BAB III - Marionette

84 11 0
                                    

"HAH?!!!!"

Aku bangkit dari tidurku, mencerna kata perkata dari ucapan Raze. Seakan tahu kalau itu akan memakan waktu yang lama, dengan wajah tak bersalahnya Raze kembali melanjutkan bacaan bukunya.

Dan saat aku tersadar akan perkataannya, otakku lebih dulu memproses hal yang lebih penting.

Jangan teriak.

Kalau kau tahu alasan mengapa diberi nama 'Asrama laki-laki', maka jangan teriak. Batinku seolah punya pemikiran sendiri.

Aku menarik nafas dalam-dalam, tanpa membuat keributan dan setenang mungkin bertanya. "Bagaimana caramu membawaku diantara ratusan pasang mata yang akan melihatku?"

Kalau Raze menjawabnya, aku bisa pergi dari sini. Tunggu, pergi ke mana memangnya? Ah, ke manapun asal bukan di tempat ini.

"...terbang?" balasnya pendek tanpa menoleh sedikitpun.

Aku menepuk dahiku dengan tangan, dia tidak salah justru akulah yang salah, seharusnya pertanyaanku lebih panjang dan spesifik lagi!

"Bukan itu maksudku. Kau tidak mungkin kesini tanpa dilihat orang kan, tapi kau berhasil membawaku masuk. Bagaimana caramu melakukannya? Apakah di sini ada jalan rahasia? Kalau ada, tolong katakan padaku."

"Kau berisik, diamlah." bentaknya dengan nada dingin cukup dengan tiga kata.

Berhentilah Atha! Umur laki-laki itu akan berkurang kalau menjawab pertanyaanmu!

Aku mendengus sebal dan melihat celah jendela, ada banyak orang yang terbang dengan sapunya ... persis seperti dunia dongeng yang sering kubaca waktu kecil. Dan juga waktu masih kecil aku sering memimpikan dunia ini. Atau karena Thermite sudah menjelaskannya dengan baik sehingga aku tidak sekaget itu saat kedua kali melihatnya.

"Atha ...."

"Ya?" sahutku mengernyitkan dahi, aku tidak salah dengar kan, Raze baru saja memanggilku kan, karena kalau aku salah dengar sungguh harus ditaruh mana wajahku. Mungkin dia akan mengejekku, atau bisa lebih parah lagi.

"Tidak ada. Aku hanya bergumam."

Aku mengepalkan tangan hendak memukul wajahnya, tapi melihat situasinya yang tidak akan menguntungkanku, jadi kuurungkan. Benar-benar sebuah padadox.

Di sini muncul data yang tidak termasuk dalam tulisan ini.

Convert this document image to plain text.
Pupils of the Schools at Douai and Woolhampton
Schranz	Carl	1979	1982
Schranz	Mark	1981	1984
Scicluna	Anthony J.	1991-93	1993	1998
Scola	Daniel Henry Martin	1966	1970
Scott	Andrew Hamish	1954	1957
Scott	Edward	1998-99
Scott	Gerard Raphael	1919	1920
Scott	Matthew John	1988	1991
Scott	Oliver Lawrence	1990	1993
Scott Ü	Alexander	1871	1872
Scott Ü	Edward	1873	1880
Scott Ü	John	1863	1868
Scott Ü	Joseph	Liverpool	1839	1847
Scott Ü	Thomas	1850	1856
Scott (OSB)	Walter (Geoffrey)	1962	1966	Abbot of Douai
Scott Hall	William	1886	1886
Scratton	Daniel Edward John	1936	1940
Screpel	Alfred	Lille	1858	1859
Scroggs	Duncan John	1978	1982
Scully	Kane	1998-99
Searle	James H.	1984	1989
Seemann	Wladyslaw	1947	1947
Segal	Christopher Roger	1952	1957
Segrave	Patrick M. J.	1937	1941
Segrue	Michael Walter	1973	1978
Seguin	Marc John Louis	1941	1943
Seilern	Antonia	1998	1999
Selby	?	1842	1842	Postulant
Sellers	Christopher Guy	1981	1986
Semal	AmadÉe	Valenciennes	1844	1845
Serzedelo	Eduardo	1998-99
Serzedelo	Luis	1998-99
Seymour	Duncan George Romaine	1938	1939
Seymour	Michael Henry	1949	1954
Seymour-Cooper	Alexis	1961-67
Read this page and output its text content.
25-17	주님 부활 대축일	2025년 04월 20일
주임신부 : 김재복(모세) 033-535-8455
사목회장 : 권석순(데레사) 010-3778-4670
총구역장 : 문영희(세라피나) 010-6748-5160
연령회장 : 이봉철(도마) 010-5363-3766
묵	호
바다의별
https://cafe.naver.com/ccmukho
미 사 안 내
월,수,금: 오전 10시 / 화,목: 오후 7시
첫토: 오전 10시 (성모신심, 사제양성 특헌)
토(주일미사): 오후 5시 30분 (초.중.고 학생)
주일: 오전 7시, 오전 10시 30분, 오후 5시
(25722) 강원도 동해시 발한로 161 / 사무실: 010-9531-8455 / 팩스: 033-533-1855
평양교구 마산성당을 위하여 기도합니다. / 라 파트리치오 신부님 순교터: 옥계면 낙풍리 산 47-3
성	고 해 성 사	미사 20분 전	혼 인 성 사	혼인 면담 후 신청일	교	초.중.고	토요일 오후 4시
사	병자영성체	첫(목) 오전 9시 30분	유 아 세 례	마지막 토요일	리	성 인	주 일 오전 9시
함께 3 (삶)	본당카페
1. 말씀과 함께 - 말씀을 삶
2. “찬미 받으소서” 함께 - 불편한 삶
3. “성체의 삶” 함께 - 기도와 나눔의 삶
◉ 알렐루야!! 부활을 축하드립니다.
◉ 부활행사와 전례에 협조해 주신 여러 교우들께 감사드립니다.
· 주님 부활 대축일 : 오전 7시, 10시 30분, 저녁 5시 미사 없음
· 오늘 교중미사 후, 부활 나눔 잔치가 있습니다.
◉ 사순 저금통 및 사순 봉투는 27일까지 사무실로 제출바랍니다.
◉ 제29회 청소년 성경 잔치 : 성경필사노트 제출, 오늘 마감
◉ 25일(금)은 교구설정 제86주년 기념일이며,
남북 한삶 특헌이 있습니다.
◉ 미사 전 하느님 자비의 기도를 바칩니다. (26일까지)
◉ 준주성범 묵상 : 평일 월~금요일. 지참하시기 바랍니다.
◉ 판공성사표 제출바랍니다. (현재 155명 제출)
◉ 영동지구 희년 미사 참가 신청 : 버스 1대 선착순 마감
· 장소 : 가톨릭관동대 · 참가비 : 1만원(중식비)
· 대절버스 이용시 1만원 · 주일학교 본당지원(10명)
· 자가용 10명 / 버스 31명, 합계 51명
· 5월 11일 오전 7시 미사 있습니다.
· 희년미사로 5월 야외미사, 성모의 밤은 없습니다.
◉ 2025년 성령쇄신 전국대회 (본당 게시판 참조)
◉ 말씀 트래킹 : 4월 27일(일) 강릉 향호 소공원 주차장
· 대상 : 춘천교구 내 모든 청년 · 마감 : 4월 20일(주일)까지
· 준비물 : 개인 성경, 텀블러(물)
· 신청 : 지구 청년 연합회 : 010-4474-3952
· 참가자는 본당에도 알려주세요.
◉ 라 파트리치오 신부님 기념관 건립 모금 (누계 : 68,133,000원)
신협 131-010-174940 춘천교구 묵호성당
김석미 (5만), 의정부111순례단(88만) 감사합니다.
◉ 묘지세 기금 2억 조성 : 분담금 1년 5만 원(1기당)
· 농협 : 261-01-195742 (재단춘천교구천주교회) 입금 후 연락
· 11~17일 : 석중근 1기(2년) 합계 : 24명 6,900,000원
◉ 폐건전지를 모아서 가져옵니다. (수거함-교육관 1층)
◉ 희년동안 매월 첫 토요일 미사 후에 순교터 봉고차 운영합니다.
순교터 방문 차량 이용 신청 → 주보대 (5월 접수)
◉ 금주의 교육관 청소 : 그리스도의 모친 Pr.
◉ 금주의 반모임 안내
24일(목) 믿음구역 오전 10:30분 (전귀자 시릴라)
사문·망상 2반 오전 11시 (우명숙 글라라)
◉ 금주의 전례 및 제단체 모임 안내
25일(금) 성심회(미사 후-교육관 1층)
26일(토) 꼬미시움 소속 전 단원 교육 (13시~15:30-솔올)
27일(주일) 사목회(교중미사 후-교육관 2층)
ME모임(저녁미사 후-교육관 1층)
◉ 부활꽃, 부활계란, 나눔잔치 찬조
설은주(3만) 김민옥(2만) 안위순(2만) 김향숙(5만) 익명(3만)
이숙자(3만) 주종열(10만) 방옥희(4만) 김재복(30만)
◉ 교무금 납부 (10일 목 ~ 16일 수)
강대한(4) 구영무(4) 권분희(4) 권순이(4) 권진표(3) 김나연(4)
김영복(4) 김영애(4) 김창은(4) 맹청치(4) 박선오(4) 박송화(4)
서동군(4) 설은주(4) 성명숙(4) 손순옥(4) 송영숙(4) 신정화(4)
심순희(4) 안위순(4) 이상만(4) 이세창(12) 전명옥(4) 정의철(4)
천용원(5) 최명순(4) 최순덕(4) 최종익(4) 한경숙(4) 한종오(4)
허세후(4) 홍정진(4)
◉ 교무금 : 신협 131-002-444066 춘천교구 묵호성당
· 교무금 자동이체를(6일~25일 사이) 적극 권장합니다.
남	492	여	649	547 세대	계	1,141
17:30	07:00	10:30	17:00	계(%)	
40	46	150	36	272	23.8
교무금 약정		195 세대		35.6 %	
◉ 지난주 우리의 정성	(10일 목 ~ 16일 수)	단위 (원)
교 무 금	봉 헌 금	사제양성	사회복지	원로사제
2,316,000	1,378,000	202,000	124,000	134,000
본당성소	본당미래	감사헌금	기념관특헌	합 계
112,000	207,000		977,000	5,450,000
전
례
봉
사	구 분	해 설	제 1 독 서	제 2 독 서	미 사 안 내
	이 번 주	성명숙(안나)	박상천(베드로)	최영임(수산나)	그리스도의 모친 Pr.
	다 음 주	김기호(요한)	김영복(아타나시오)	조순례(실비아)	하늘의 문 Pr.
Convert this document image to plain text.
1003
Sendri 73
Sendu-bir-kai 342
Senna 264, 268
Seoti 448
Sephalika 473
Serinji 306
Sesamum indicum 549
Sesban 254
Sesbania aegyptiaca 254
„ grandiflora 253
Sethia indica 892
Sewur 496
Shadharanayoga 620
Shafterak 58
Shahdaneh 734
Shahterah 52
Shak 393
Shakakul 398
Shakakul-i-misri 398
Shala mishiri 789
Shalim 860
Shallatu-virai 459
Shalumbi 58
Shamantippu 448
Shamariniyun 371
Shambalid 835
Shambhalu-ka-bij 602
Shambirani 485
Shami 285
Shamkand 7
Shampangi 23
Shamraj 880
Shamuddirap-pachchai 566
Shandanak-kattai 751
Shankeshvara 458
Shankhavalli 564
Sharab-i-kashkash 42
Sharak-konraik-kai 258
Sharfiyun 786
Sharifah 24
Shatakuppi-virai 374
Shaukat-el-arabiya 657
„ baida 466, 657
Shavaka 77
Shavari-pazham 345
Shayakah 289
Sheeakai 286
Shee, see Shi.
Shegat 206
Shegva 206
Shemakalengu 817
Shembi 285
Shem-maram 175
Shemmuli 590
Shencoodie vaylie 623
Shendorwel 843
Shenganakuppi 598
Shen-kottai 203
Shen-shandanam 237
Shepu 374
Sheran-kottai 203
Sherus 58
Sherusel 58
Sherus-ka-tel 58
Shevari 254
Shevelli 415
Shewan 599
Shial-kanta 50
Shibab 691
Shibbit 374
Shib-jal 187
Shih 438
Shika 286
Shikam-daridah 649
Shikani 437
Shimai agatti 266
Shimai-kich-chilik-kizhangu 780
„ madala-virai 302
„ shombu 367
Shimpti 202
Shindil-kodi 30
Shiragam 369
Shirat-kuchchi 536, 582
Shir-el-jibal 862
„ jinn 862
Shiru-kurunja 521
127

Raze tidak berpindah posisi, dia masih setia dengan bukunya bahkan setelah waktu berlalu. Aku tidak tahu jam berapa sekarang, tidak ada jam sejauh mata memandang.

Aku bisa mencium aroma cokelat dari ruangannya, sepertinya bau itu datang dari salahsatu ramuan yang berjajar rapi di kamarnya. Mengingat kalau dia adalah laki-laki, aku cukup takjub dengan caranya menata barang.

Atau jangan-jangan kekuatannya adalah menata sesuatu menjadi simetris?

"Raze ... kekuatanmu sihirmu apa?" tanyaku penasaran, Thermite bisa mengendalikan suhu dan sudah pasti Raze juga punya kemampuan sihir.

Raze tidak menjawab dan pada detik selanjutnya aku tersadar.

Kenapa kau malah bertanya lagi Atha?!

Raze menolehku sebentar, lalu dengan dinginnya menjawab, "Bukan urusanmu."

Aku ingin pergi dari sini!!!

Trinnnnggggg....

Trinngg!!

"Raze kau di dalam? Aku bersama Shia-sensei."

Tringggg!!!

Belum lagi kesal karena perlakuan Raze yang menyebalkan itu, aku mendengar suara seorang gadis dari pintu berbentuk lengkungan itu. Dari suaranya yang tidak asing aku tahu dia adalah gadis pengendali suhu yaitu Thermite.